On June 24, 2026, Italy advanced a significant legislative milestone in the Italian parliament that would – for the first time – establish a formal restitution process for Holocaust-era looted art and cultural property. The Chamber of Deputies’ VII Committee on Culture, Science, and Education reviewed the Bill C. 2834.
The draft bill, which was introduced by Representative Federico Mollicone, would empower the Italian Government to create a restitution process for cultural property and artworks seized, looted, or lost through forced sales due to antisemitic racial persecution addressing both the persecution under Italian Fascist racial laws beginning in 1938, and the broader Holocaust-era period between 1933 and 1945.
In March 2024, WJRO and the Claims Conference released a global progress report, Holocaust-Era Looted Cultural Property: A Current Worldwide Overview, finding that Italy had made only “some progress” over the past 25 years. Unlike neighboring countries, Italy had not yet established a clear procedure for restitution despite having endorsed the 1998 Washington Conference Principles on Nazi-Confiscated Art and the 2009 Terezin Declaration.
Bill 2834 directly addresses the gaps identified in the global progress report and incorporates elements of the Best Practices by establishing two critical pillars: creating an independent committee with binding restitution authority, and, in relation to art looted from persecuted communities between 1933 and 1945 only, disapplying national limitation rules, the principle of inalienability of State property and national asset protections, thus allowing the return of looted art free from the legal hurdles traditionally standing in the way of restitution, especially of property in Italian public collections.
A link to the June 24 hearing in Italian (video and written statements) is available here.
Comments on the proposed Italian legislation are available from Lorenzo Casini, Giuseppe Calabi, and Katharina Hüls-Valenti.
REPORT
Professor Casini’s comprehensive country report, “La restituzione di opere d’arte sottratte per ragioni di persecuzione razziale nel periodo 1933-1945: I beni custoditi nelle collezioni pubbliche italiane” (The Restitution of Artworks Looted for Reasons of Racial Persecution in the Period 1933-1945: Items Held in Italian Public Collections), jointly prepared by the IMT Lucca School for Advanced Studies, the Claims Conference, and the WJRO, was formally submitted to the parliamentary record as part of the official testimony.
The report details Italy’s legal framework, the specifics of this legislative effort, and how it compares to established restitution models in Germany, France, the Netherlands, Austria, and the United Kingdom.

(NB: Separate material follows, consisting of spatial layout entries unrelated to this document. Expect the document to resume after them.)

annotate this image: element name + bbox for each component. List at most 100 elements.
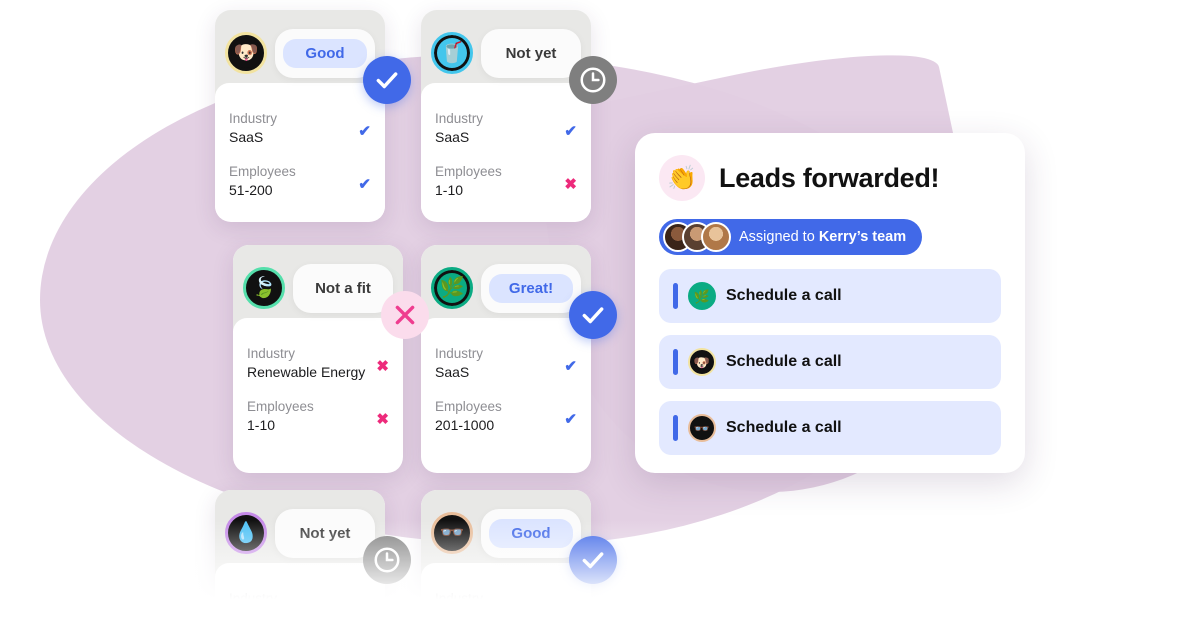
- leaf-circle-avatar: 🌿: [688, 282, 716, 310]
- field-value: SaaS: [435, 364, 470, 381]
- lead-card-inner: 🌿 Great! Industry SaaS ✔ Employees 201-1…: [421, 245, 591, 473]
- lead-card-header: 💧 Not yet: [215, 490, 385, 577]
- schedule-call-label: Schedule a call: [726, 353, 842, 370]
- glasses-avatar: 👓: [431, 512, 473, 554]
- clock-badge[interactable]: [569, 56, 617, 104]
- check-mark-icon: ✔: [564, 123, 577, 140]
- accent-bar: [673, 349, 678, 375]
- verdict-container: Good: [481, 508, 581, 558]
- lead-card-inner: 🥤 Not yet Industry SaaS ✔ Employees 1-10…: [421, 10, 591, 222]
- schedule-call-row[interactable]: 👓 Schedule a call: [659, 401, 1001, 455]
- assigned-to-label: Assigned to Kerry’s team: [739, 229, 906, 245]
- lead-card[interactable]: 🌿 Great! Industry SaaS ✔ Employees 201-1…: [421, 245, 617, 473]
- clock-badge[interactable]: [363, 536, 411, 584]
- lead-card-header: 🥤 Not yet: [421, 10, 591, 97]
- check-mark-icon: ✔: [358, 603, 371, 620]
- x-mark-icon: ✖: [376, 411, 389, 429]
- accent-bar: [673, 283, 678, 309]
- lead-field: Employees 201-1000 ✔: [435, 398, 577, 435]
- lead-card-inner: 🐶 Good Industry SaaS ✔ Employees 51-200 …: [215, 10, 385, 222]
- check-badge[interactable]: [569, 291, 617, 339]
- field-label: Employees: [435, 164, 502, 180]
- leaf-drop-avatar: 🍃: [243, 267, 285, 309]
- lead-card-header: 🐶 Good: [215, 10, 385, 97]
- verdict-pill: Great!: [489, 273, 573, 303]
- verdict-pill: Good: [489, 518, 573, 548]
- lead-card[interactable]: 🐶 Good Industry SaaS ✔ Employees 51-200 …: [215, 10, 411, 222]
- lead-field: Industry SaaS ✔: [229, 590, 371, 627]
- illustration-stage: 🐶 Good Industry SaaS ✔ Employees 51-200 …: [0, 0, 1200, 630]
- avatar-glyph: 🍃: [251, 277, 277, 299]
- accent-bar: [673, 415, 678, 441]
- verdict-pill: Not a fit: [301, 273, 385, 303]
- lead-card-body: Industry SaaS ✔ Employees 1-10 ✖: [421, 96, 591, 219]
- lead-card-body: Industry Renewable Energy ✖ Employees 1-…: [233, 331, 403, 454]
- verdict-container: Great!: [481, 263, 581, 313]
- verdict-container: Not yet: [275, 508, 375, 558]
- field-value: 51-200: [229, 182, 273, 199]
- field-value: SaaS: [229, 609, 264, 626]
- panel-header: 👏 Leads forwarded!: [659, 155, 1001, 201]
- lead-card-inner: 👓 Good Industry SaaS ✔ Employees ✔: [421, 490, 591, 630]
- field-label: Industry: [229, 111, 278, 126]
- schedule-call-label: Schedule a call: [726, 419, 842, 436]
- field-value: SaaS: [229, 129, 264, 146]
- avatar-glyph: 💧: [233, 522, 259, 544]
- lead-field: Industry SaaS ✔: [435, 345, 577, 382]
- field-label: Industry: [229, 591, 278, 606]
- lead-field: Industry SaaS ✔: [229, 110, 371, 147]
- schedule-call-label: Schedule a call: [726, 287, 842, 304]
- assigned-to-pill[interactable]: Assigned to Kerry’s team: [659, 219, 923, 255]
- check-badge[interactable]: [363, 56, 411, 104]
- check-badge[interactable]: [569, 536, 617, 584]
- clapping-hands-icon: 👏: [659, 155, 705, 201]
- verdict-container: Not yet: [481, 28, 581, 78]
- flame-drop-avatar: 💧: [225, 512, 267, 554]
- lead-field: Industry SaaS ✔: [435, 110, 577, 147]
- lead-card[interactable]: 💧 Not yet Industry SaaS ✔ Employees ✔: [215, 490, 411, 630]
- check-mark-icon: ✔: [358, 123, 371, 140]
- lead-card-header: 🍃 Not a fit: [233, 245, 403, 332]
- x-mark-icon: ✖: [564, 176, 577, 194]
- lead-card-body: Industry SaaS ✔ Employees ✔: [215, 576, 385, 630]
- field-label: Industry: [435, 111, 484, 126]
- avatar-glyph: 👓: [693, 420, 711, 436]
- lead-card-inner: 🍃 Not a fit Industry Renewable Energy ✖ …: [233, 245, 403, 473]
- avatar-glyph: 🐶: [693, 354, 711, 370]
- field-label: Employees: [435, 399, 502, 415]
- husky-dog-avatar: 🐶: [688, 348, 716, 376]
- avatar-glyph: 👓: [439, 522, 465, 544]
- panel-title: Leads forwarded!: [719, 162, 940, 193]
- lead-card-body: Industry SaaS ✔ Employees ✔: [421, 576, 591, 630]
- field-value: 1-10: [247, 417, 276, 434]
- assigned-prefix: Assigned to: [739, 229, 819, 245]
- x-mark-icon: ✖: [376, 358, 389, 375]
- coffee-cup-avatar: 🥤: [431, 32, 473, 74]
- lead-card-header: 🌿 Great!: [421, 245, 591, 332]
- schedule-call-row[interactable]: 🌿 Schedule a call: [659, 269, 1001, 323]
- lead-field: Employees 51-200 ✔: [229, 163, 371, 200]
- x-badge[interactable]: [381, 291, 429, 339]
- field-label: Employees: [229, 164, 296, 180]
- schedule-call-row[interactable]: 🐶 Schedule a call: [659, 335, 1001, 389]
- lead-card-body: Industry SaaS ✔ Employees 51-200 ✔: [215, 96, 385, 219]
- verdict-pill: Not yet: [283, 518, 367, 548]
- leaf-circle-avatar: 🌿: [431, 267, 473, 309]
- field-label: Industry: [435, 346, 484, 361]
- verdict-container: Good: [275, 28, 375, 78]
- avatar-glyph: 🌿: [439, 277, 465, 299]
- lead-card[interactable]: 🥤 Not yet Industry SaaS ✔ Employees 1-10…: [421, 10, 617, 222]
- schedule-call-list: 🌿 Schedule a call 🐶 Schedule a call 👓 Sc…: [659, 269, 1001, 455]
- field-value: Renewable Energy: [247, 364, 366, 381]
- lead-field: Employees 1-10 ✖: [435, 163, 577, 200]
- lead-field: Employees 1-10 ✖: [247, 398, 389, 435]
- leads-forwarded-panel: 👏 Leads forwarded! Assigned to Kerry’s t…: [635, 133, 1025, 473]
- glasses-avatar: 👓: [688, 414, 716, 442]
- assigned-team-name: Kerry’s team: [818, 229, 907, 245]
- lead-field: Industry SaaS ✔: [435, 590, 577, 627]
- check-mark-icon: ✔: [564, 358, 577, 375]
- verdict-pill: Not yet: [489, 38, 573, 68]
- lead-card[interactable]: 🍃 Not a fit Industry Renewable Energy ✖ …: [233, 245, 429, 473]
- team-member-avatar: [701, 222, 731, 252]
- lead-card[interactable]: 👓 Good Industry SaaS ✔ Employees ✔: [421, 490, 617, 630]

In preparing the report, Professor Lorenzo Casini (Rector and Professor of Administrative Law and Cultural Heritage Law, IMT School for Advanced Studies Lucca and former Co-President of the International Society of Public Law) was assisted by Dr. Wesley Fisher, (Director of Research at the WJRO-Claims Conference), Giuseppe Calabi (art and cultural heritage lawyer, member of the Italian Ministry of Culture’s committee for reviewing the international circulation legal framework), Pierre Valentin (art and cultural heritage lawyer), Dr. Katharina Hüls-Valenti (provenance researcher), Dr. Bianca Gaudenzi (Assistant professor, University of Florence, and Bye-Fellow, Wolfson College, University of Cambridge) and Dr. Sharon Hecker (Contract Professor, Università degli Studi di Milano and Università Cattolica del Sacro Cuore di Milano).